В последнее время он по любому пустячному поводу закусывал удила. Тысячи раз объяснял себе, что у него все меньше причин бояться чего-то, но ведь таким образом не вытравишь из сознания того, что въелось туда с течением времени.
К счастью, никто не знал, что от былого Лео на самом деле остались одни отрепья. Вильмут лучше выдержал испытание временем, хотя и выглядел рядом со статным Лео тщедушным стариком.
В свое время ни у кого из них не было недостатка в жизненной силе, они не ждали смиренно, пока окажутся между молотом и наковальней.
Осенью сорок четвертого года он и Вильмут поняли, что прорехи в своем прошлом им не залатать, в действительности их игра закончилась вничью, нет смысла ждать, пока кто-то укажет пальцем и начнет болтать, — самое время смазывать пятки. В молодости они по своей глупости верили, что мутная вода быстро отстоится, вскоре они опять будут дома. Умные головы советовали: уходите в город, учитесь какой-нибудь серьезной профессии, работайте усердно, вкалывайте вовсю, может, и выйдете сухими из воды. Они поняли, что человек растворяется в чужой среде так же, как кружка колодезной воды в болотной ямине. Это им и требовалось — ни друзей, ни врагов, которым было бы до тебя дело.
Так они и нырнули в город, каждому оттягивал руку деревянный чемодан со шматами сала и домашними караваями. Какой-то родич Вильмута пристроил неотесанных деревенских парней на автобазу — обучаться слесарному делу. Самолюбие свое они оставили под домашней крышей, при помощи послушания и усердия им удалось завоевать доверие старых рабочих. Их хвалили, мол, настоящие ребята, если прикажут, вылижут и уборную. Работа и без того была тяжелой и грязной, к вечеру оба оказывались по шею вымазанными маслом и солидолом. В конце рабочего дня они еле плелись домой, колени подгибались, ноги отказывались нести их на улицу Катусепапи, где они жили в каморке под бог весть когда смоленной крышей.
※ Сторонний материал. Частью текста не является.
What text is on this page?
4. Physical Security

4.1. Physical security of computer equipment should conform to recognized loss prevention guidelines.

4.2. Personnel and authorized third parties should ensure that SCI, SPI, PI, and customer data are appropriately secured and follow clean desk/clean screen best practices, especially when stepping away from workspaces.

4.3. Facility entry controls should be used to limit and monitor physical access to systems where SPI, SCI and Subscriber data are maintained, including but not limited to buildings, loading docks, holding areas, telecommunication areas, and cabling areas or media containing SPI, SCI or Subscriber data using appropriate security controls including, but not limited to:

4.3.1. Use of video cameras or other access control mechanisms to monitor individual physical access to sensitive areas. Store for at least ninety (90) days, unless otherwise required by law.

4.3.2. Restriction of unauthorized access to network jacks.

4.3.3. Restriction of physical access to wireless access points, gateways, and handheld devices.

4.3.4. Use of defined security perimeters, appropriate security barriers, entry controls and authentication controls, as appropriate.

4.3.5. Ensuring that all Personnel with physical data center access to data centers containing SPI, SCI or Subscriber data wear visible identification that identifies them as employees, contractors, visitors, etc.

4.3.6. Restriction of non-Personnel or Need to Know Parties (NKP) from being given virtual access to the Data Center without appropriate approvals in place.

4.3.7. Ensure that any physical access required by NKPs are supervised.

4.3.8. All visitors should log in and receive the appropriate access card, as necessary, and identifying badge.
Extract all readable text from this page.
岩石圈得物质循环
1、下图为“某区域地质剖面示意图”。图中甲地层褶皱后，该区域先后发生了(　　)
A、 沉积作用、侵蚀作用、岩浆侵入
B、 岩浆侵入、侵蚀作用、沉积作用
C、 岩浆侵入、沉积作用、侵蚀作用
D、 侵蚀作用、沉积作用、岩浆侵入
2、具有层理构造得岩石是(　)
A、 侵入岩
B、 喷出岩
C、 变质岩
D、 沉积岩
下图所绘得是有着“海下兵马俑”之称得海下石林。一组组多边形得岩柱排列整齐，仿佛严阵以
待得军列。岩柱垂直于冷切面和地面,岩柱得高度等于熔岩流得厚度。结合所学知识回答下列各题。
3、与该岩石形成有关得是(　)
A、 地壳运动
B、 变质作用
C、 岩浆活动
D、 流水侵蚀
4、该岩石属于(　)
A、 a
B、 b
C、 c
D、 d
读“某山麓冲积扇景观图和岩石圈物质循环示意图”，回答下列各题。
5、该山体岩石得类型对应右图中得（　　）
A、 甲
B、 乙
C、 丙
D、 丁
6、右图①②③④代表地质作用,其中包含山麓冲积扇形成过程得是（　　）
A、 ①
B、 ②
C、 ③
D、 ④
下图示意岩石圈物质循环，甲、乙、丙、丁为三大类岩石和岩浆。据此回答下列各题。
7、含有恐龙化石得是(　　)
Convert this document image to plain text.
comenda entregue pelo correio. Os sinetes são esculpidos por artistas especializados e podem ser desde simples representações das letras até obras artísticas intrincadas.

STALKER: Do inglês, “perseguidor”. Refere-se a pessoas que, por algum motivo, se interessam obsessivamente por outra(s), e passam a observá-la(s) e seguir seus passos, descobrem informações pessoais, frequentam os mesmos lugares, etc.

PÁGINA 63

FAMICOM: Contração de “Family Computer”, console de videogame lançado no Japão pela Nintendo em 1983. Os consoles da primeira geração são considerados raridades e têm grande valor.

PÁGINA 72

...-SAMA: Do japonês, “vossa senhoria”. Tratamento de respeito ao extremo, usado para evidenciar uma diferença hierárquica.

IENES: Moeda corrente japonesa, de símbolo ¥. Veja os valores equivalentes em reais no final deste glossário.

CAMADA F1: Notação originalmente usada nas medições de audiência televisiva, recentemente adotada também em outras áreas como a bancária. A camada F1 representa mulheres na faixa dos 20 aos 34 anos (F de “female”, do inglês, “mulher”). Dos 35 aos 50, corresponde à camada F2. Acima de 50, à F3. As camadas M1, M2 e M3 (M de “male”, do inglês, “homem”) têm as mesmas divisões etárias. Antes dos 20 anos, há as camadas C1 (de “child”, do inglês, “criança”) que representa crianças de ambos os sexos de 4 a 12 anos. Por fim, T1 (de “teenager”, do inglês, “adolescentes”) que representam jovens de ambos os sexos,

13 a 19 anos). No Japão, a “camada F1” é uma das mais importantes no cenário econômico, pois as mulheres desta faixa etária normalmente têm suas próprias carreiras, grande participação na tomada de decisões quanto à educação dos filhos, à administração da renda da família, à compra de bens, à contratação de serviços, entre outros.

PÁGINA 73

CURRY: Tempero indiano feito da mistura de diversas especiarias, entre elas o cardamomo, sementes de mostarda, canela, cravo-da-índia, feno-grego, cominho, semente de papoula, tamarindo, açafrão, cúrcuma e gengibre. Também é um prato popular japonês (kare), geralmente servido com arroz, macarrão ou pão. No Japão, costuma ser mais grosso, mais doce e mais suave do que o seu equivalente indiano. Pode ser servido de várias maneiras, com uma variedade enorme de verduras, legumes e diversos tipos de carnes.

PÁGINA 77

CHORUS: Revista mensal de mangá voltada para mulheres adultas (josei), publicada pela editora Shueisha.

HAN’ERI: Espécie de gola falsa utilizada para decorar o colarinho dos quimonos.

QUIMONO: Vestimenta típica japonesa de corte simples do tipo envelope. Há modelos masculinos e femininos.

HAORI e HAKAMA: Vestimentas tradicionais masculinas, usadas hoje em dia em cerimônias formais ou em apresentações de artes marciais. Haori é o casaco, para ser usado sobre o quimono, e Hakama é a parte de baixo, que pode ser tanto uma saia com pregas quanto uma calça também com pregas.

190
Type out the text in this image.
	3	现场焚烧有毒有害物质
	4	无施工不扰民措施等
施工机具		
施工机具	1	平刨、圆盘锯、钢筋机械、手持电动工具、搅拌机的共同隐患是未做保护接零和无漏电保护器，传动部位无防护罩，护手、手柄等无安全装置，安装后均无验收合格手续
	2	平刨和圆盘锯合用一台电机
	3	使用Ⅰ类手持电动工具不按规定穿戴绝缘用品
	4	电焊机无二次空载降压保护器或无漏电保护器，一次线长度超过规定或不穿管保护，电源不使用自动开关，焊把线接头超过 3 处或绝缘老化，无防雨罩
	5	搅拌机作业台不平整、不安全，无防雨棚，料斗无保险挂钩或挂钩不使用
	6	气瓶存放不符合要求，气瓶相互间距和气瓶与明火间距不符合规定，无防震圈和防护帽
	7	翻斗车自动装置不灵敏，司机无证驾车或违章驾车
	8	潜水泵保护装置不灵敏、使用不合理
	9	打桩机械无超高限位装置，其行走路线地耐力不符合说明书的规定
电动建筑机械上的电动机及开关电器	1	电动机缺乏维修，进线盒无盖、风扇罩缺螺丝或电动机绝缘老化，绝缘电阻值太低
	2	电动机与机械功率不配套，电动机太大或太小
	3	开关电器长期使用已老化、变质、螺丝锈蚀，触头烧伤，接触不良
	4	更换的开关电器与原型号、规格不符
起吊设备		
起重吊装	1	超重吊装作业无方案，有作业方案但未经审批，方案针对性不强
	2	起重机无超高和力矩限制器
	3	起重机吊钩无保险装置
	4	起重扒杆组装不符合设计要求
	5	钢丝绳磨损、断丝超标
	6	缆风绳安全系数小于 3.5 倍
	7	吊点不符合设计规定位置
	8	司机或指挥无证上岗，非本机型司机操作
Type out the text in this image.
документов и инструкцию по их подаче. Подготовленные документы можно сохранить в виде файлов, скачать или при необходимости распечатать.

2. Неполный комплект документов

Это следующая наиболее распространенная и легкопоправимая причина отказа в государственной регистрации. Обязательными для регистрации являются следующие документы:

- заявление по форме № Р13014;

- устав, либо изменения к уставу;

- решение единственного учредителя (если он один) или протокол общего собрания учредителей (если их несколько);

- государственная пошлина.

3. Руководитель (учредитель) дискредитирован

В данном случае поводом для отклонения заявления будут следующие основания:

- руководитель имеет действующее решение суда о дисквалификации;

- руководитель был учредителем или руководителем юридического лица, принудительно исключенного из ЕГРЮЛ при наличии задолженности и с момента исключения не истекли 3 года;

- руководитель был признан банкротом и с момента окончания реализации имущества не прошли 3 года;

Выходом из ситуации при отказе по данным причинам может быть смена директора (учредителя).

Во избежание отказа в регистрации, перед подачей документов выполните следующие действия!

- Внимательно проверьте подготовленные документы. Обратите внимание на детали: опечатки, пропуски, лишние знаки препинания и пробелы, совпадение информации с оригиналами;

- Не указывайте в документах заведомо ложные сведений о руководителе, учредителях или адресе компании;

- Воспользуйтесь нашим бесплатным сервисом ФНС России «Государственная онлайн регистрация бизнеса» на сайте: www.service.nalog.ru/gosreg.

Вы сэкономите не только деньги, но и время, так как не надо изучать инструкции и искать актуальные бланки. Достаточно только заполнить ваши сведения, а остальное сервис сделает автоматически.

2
К весне они настолько пообвыкли, что смогли показать себя в еще более лучшем свете, и начали посещать курсы шоферов. В сиреневых сумерках летних вечеров на ухабистых окраинных улицах они упражнялись в езде. Коробка скоростей скрежетала, тормоза то визжали, то рвали: учебная машина была еще той развалиной. Эта сработанная топором и заезженная вдрызг громыхалка будто назло останавливалась как раз на перекрестке и на трамвайных путях, приходилось до седьмого пота накручивать заводную ручку, а водитель трамвая своим нетерпеливым позваниванием словно потешался над угодившим в беду шоференком. Машина времен царя Гороха своими выходками вконец измучила их с Вильмутом, случалось, они вымещали зло пинками по скатам и обзывали тарахтелку старым боровом. Наконец это настолько вывело их из себя, что они пошли на прием к директору автобазы: пусть им разрешат, они прихватят воскресенья и отремонтируют развалину. Инициативу парней одобрили, старые рабочие посмеялись, отыскали припрятанные на черный день запасные части и помогли приспособить для мотора. Их начинание обратилось почти что удовольствием, треклятый боров набрал приличные обороты и перестал заниматься свинством. Лео и Вильмута на собрании похвалили, пригласили газетчика, чтобы увековечить это великое достижение. Газетчик поставил их с Вильмутом по обе стороны машины, и они оперлись руками о крылья. Парни что надо, оба с надвинутыми на лоб козырьками. Лео эта неожиданная слава была не по душе. Тоже мне кружка воды в болотной ямине! К счастью, бумага в ту пору была паршивой и печать никудышной, фотография в газете получилась размытой, вдобавок опечатка исказила фамилию Лео.